La cardiochirurgia si trasforma

La cardiochirurgia si trasforma

Una vera rivoluzione scuote la cardiochirurgia italiana. I 107 Centri attuali, con oltre mille cardiochirurghi, verranno ridotti di quasi il 50%. I criteri di selezione non sono ancora stati definiti, si procederà per accorpamento, cioè fusione. L'obbiettivo una maggiore efficienza ed efficacia e una riduzione dei costi. Le risorse disponibili sono limitate e la razionalizzazione è d'obbligo. Ne parliamo con Lorenzo Menicanti, da martedì scorso presidente della Società italiana di chirurgia cardiaca (Sicch), fondata nel 1967. Menicanti, 62 anni, nato ad Ivrea, è da anni a Milano direttore della seconda divisione di cardiochirurgia dell'Istituto di ricovero e cura a carattere scientifico San Donato, un Centro di eccellenza punto di riferimento non solo in Europa, ma anche negli Stati Uniti, dove Menicanti è ben conosciuto e stimato.
«Il decreto del ministro Balduzzi introduce criteri tesi a migliorare l'efficienza. La Società Italiana di Cardiochirurgia - precisa Menicanti - ha sempre messo in evidenza l'elevato numero in Italia dei centri cardiochirurgici. Una riduzione può portare ad un contenimento dei costi. Occorre però ricordare che a volte centri molto piccoli hanno ottimi risultati. Altri che hanno una mortalità superiore alla media, trattano pazienti difficili che non hanno trovato risposte terapeutiche in altri ospedali. Il sistema più efficace per ridurre i costi e migliorare i risultati è offrire ai pazienti il trattamento più appropriato. Ciò che appare semplice e meno invasivo costringe spesso il paziente a sottoporsi ad altri interventi che impattano sulla sopravvivenza e la qualità di vita, oltre che sui costi». Ogni anno sono 45mila gli interventi cardiochirurgici in Italia , da alcuni anni, in leggera diminuzione.
«Questa flessione - precisa Menicanti - è comune a tutti i paesi occidentali ed è determinata da più fattori. La prevenzione e la terapia medica hanno indubbiamente migliorato la qualità di vita e diminuito l`incidenza della malattia aterosclerotica. Anche il diffondersi di altre tecniche di cura come l' angioplastica coronarica o l`impianto di protesi valvolari attraverso un catetere sono all'origine della riduzione del numero degli interventi che diminuiscono, ma cresce la loro complessità.Nonostante ciò i risultati sono in ulteriore miglioramento».
In Italia gli interventi di cardiochirurgia più frequenti sono il bypass aortocoronarico (35-40%), le valvole (30-35%), l'aorta toracica (10-15%).

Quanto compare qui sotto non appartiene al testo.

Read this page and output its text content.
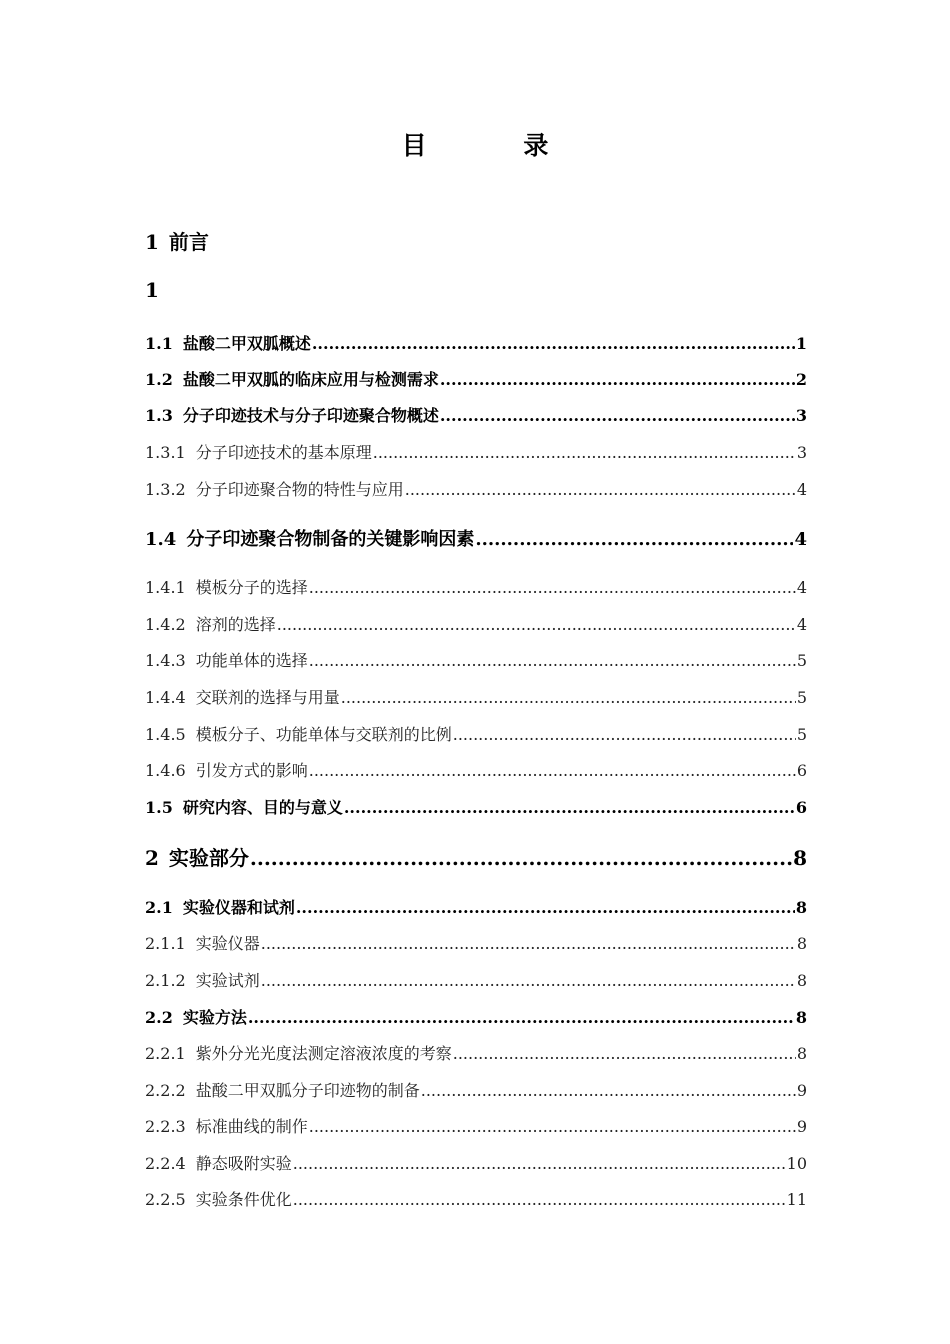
目 录
1 前言
1
1.1 盐酸二甲双胍概述 .....	1
1.2 盐酸二甲双胍的临床应用与检测需求 .....	2
1.3 分子印迹技术与分子印迹聚合物概述 .....	3
1.3.1 分子印迹技术的基本原理 .....	3
1.3.2 分子印迹聚合物的特性与应用 .....	4
1.4 分子印迹聚合物制备的关键影响因素 .....	4
1.4.1 模板分子的选择 .....	4
1.4.2 溶剂的选择 .....	4
1.4.3 功能单体的选择 .....	5
1.4.4 交联剂的选择与用量 .....	5
1.4.5 模板分子、功能单体与交联剂的比例 .....	5
1.4.6 引发方式的影响 .....	6
1.5 研究内容、目的与意义 .....	6
2 实验部分 .....	8
2.1 实验仪器和试剂 .....	8
2.1.1 实验仪器 .....	8
2.1.2 实验试剂 .....	8
2.2 实验方法 .....	8
2.2.1 紫外分光光度法测定溶液浓度的考察 .....	8
2.2.2 盐酸二甲双胍分子印迹物的制备 .....	9
2.2.3 标准曲线的制作 .....	9
2.2.4 静态吸附实验 .....	10
2.2.5 实验条件优化 .....	11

Oltre alle malformazioni congenite e alle neoplasie. Sempre più importante è la scelta dell'intervento più efficace. Lo ha ribadito anche a Los Angeles, l'American Heart Association .

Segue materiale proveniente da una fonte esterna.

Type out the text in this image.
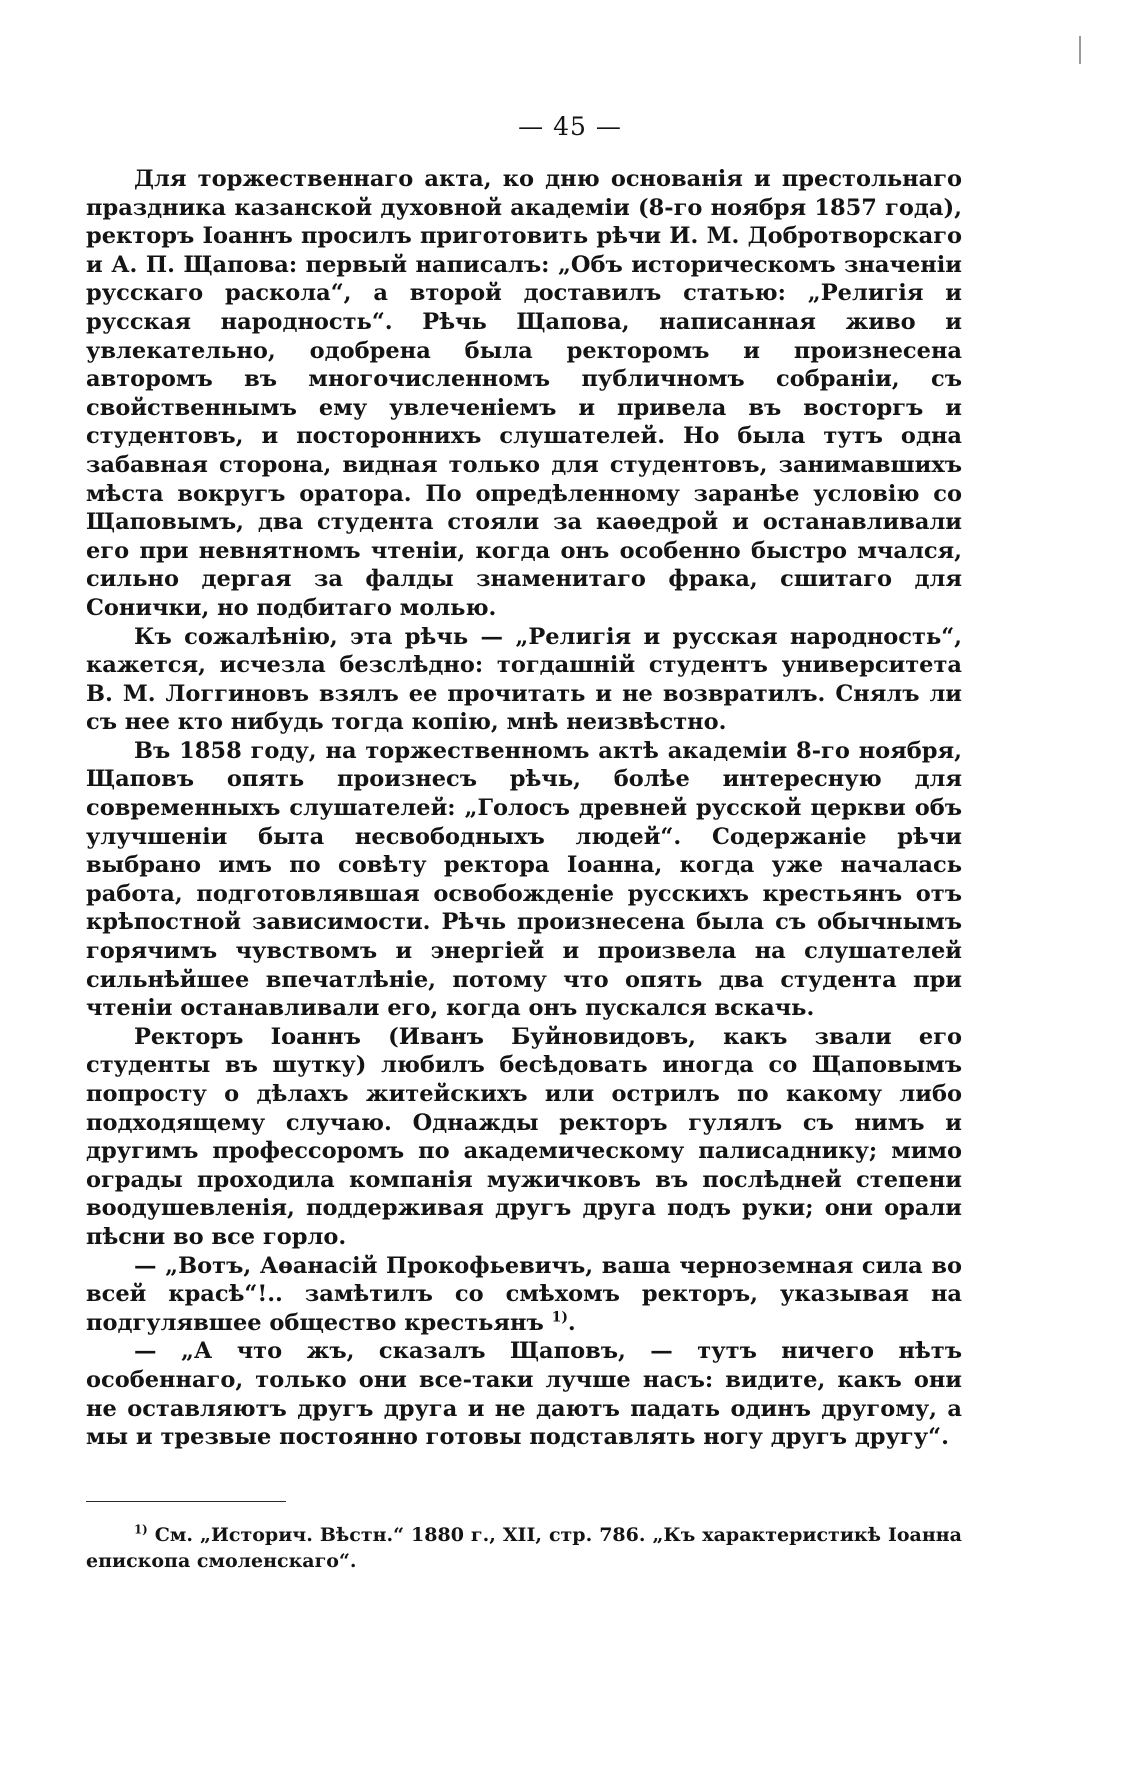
— 45 —

Для торжественнаго акта, ко дню основанія и престольнаго праздника казанской духовной академіи (8-го ноября 1857 года), ректоръ Іоаннъ просилъ приготовить рѣчи И. М. Добротворскаго и А. П. Щапова: первый написалъ: „Объ историческомъ значеніи русскаго раскола“, а второй доставилъ статью: „Религія и русская народность“. Рѣчь Щапова, написанная живо и увлекательно, одобрена была ректоромъ и произнесена авторомъ въ многочисленномъ публичномъ собраніи, съ свойственнымъ ему увлеченіемъ и привела въ восторгъ и студентовъ, и постороннихъ слушателей. Но была тутъ одна забавная сторона, видная только для студентовъ, занимавшихъ мѣста вокругъ оратора. По опредѣленному заранѣе условію со Щаповымъ, два студента стояли за каѳедрой и останавливали его при невнятномъ чтеніи, когда онъ особенно быстро мчался, сильно дергая за фалды знаменитаго фрака, сшитаго для Сонички, но подбитаго молью.

Къ сожалѣнію, эта рѣчь — „Религія и русская народность“, кажется, исчезла безслѣдно: тогдашній студентъ университета В. М. Логгиновъ взялъ ее прочитать и не возвратилъ. Снялъ ли съ нее кто нибудь тогда копію, мнѣ неизвѣстно.

Въ 1858 году, на торжественномъ актѣ академіи 8-го ноября, Щаповъ опять произнесъ рѣчь, болѣе интересную для современныхъ слушателей: „Голосъ древней русской церкви объ улучшеніи быта несвободныхъ людей“. Содержаніе рѣчи выбрано имъ по совѣту ректора Іоанна, когда уже началась работа, подготовлявшая освобожденіе русскихъ крестьянъ отъ крѣпостной зависимости. Рѣчь произнесена была съ обычнымъ горячимъ чувствомъ и энергіей и произвела на слушателей сильнѣйшее впечатлѣніе, потому что опять два студента при чтеніи останавливали его, когда онъ пускался вскачь.

Ректоръ Іоаннъ (Иванъ Буйновидовъ, какъ звали его студенты въ шутку) любилъ бесѣдовать иногда со Щаповымъ попросту о дѣлахъ житейскихъ или острилъ по какому либо подходящему случаю. Однажды ректоръ гулялъ съ нимъ и другимъ профессоромъ по академическому палисаднику; мимо ограды проходила компанія мужичковъ въ послѣдней степени воодушевленія, поддерживая другъ друга подъ руки; они орали пѣсни во все горло.

— „Вотъ, Аѳанасій Прокофьевичъ, ваша черноземная сила во всей красѣ“!.. замѣтилъ со смѣхомъ ректоръ, указывая на подгулявшее общество крестьянъ $^{1)}$.

— „А что жъ, сказалъ Щаповъ, — тутъ ничего нѣтъ особеннаго, только они все-таки лучше насъ: видите, какъ они не оставляютъ другъ друга и не даютъ падать одинъ другому, а мы и трезвые постоянно готовы подставлять ногу другъ другу“.

$^{1)}$ См. „Историч. Вѣстн.“ 1880 г., XII, стр. 786. „Къ характеристикѣ Іоанна епископа смоленскаго“.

«Il Syntax Trial a 5 anni, o il Freedom Study, hanno chiaramente dimostrato - ricorda Menicanti - che la terapia chirurgica, con byupass aortocoronarico, rispetto all'angioplastica coronarica, regala ai pazienti anni e qualità di vita. Nonostante questi dati più del 50% dei pazienti ricevono la terapia meno efficace. Da pochi anni sono entrati nell`uso clinico dispositivi ad altissimo costo, come le valvole aortiche che possono essere impiantate attraverso un catetere senza dover sottoporre il paziente ad un intervento tradizionale che prevede l`uso della circolazione extra corporea.

I dati degli studi che si occupano di questa procedura rispetto a quella tradizionale hanno dimostrato una uguale mortalità, ma una incidenza di ictus doppia. Quindi tale procedura va riservata a coloro che non possono assolutamente essere operati».